Middle school dedicates its new American chestnut nursery
BENNINGTON -- While there is still much work to be done, Mount Anthony Union Middle School hosted the dedication of its American chestnut nursery on Thursday.
The nursery grew out of a partnership between the American Chestnut Foundation, the Catamount Rotary Club, and the middle school's sustainability class, led by teacher Stephen Greene. Greene and his students have worked extensively with rotary club member and former ACF president Marshal Case to make the nursery a reality.
"What we're working on, and what we'll continue to work on," said Greene to the gathered community members, "is being the first public school with an American chestnut nursery."
Students have worked since April vacation to start clearing out honeysuckle from the nursery site, and in the beginning of May planted seven seedlings and 44 seeds of a blight-resistant strain of chestnut. Case acquired the seeds and seedlings, which have been bred over multiple generations to be 94 percent American chestnut and 6 percent Chinese chestnut, from the ACF. The trees will be able to reach the original size of the American chestnut, up to 120 feet high and 17 feet wide, but will be resistant to the chestnut blight that drove the species to the brink of extinction during the first half of the 20th century.
Greene spoke highly of the project, saying that it benefited his students in a number of ways. "It offers them the possibility of bringing a species back from the brink of extinction," he said, "If you give them a purpose, if you give them something to do, they'll get inspired and take the bull by the horns and get it done."
"We're on our way here, as a leader in the state of Vermont," said Case, "It takes about seven years to grow each generation, so this was a long-term project. Next year, we'll plant more seeds and keep adding to the program."
After the ceremony, guests were invited into the middle school cafeteria, where Helen Fields' ancient civilizations class had prepared a number of different dishes from all over the world, including pizza made on einkorn, an ancient wheat that was cultivated in Mesopotamia as early as 7500 B.C., traditional Nigerian fried rice, soup made from rice, bean, and squash, Aztec guacamole, and cupcakes with Arabic writing. "Your children made this, and they were fabulous," said Fields.
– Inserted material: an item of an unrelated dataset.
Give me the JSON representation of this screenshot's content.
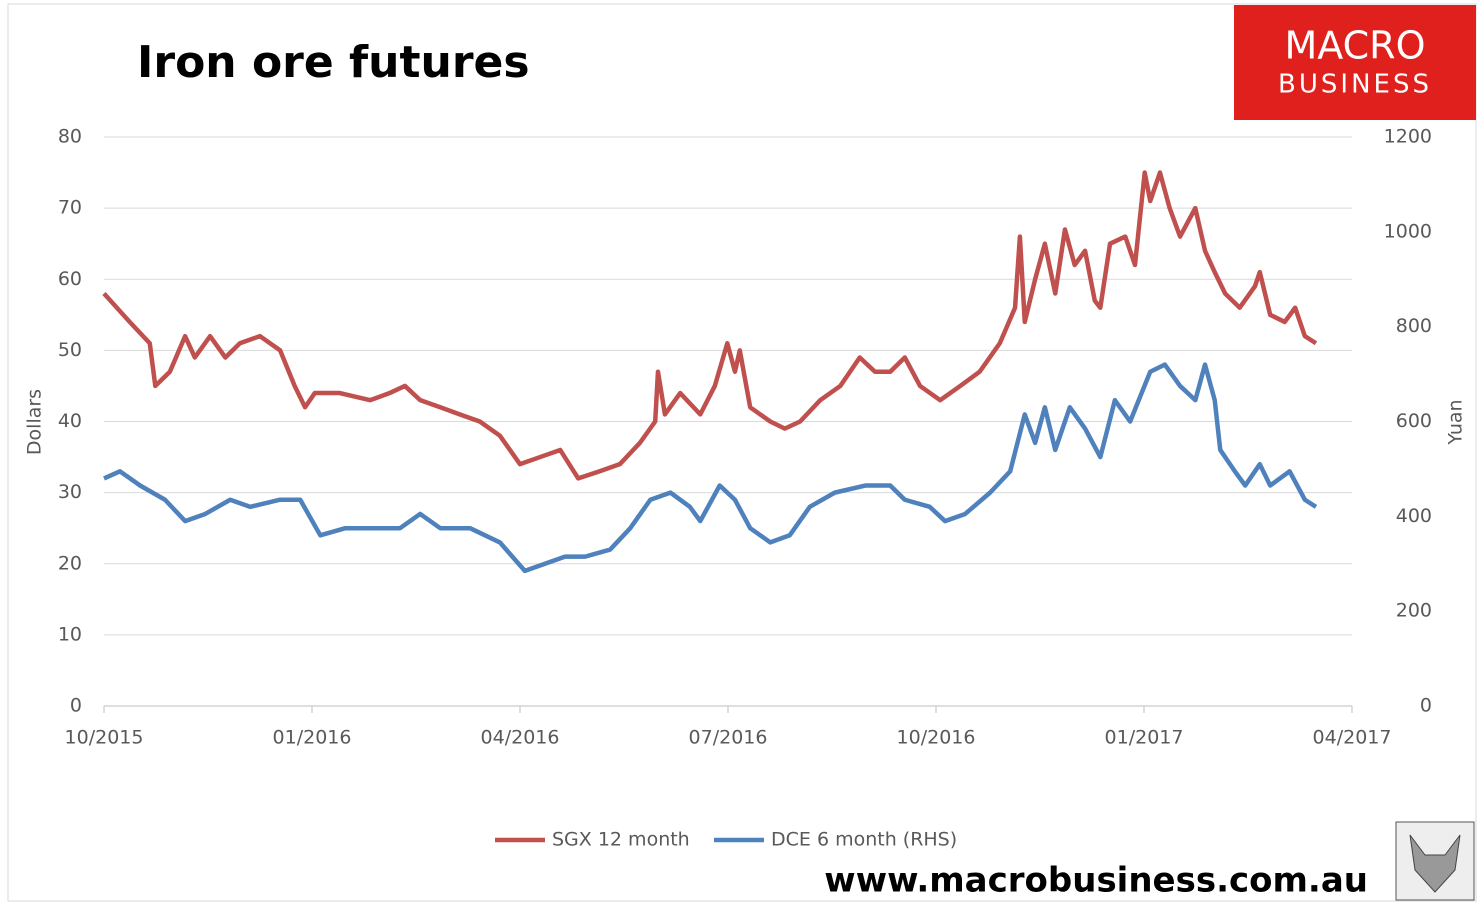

Also in the cafeteria was a cardboard chestnut tree created by students, as well as numerous chestnut artifacts, including a chestnut guitar, which Case said was one of only two remaining. The cardboard tree was accompanied by the poem, "Ode to a Chestnut on the Ground" by Chilean poet-diplomat Pablo Neruda.
"Chestnut tree, autumn, earth," writes Neruda, "Water, heights, silence. Prepared the germ, the floury density, the maternal eyelids, that buried will again open toward the heights, the simple majesty of foliage, the dark damp plan of new roots, the ancient but new dimensions of another chestnut tree in the earth."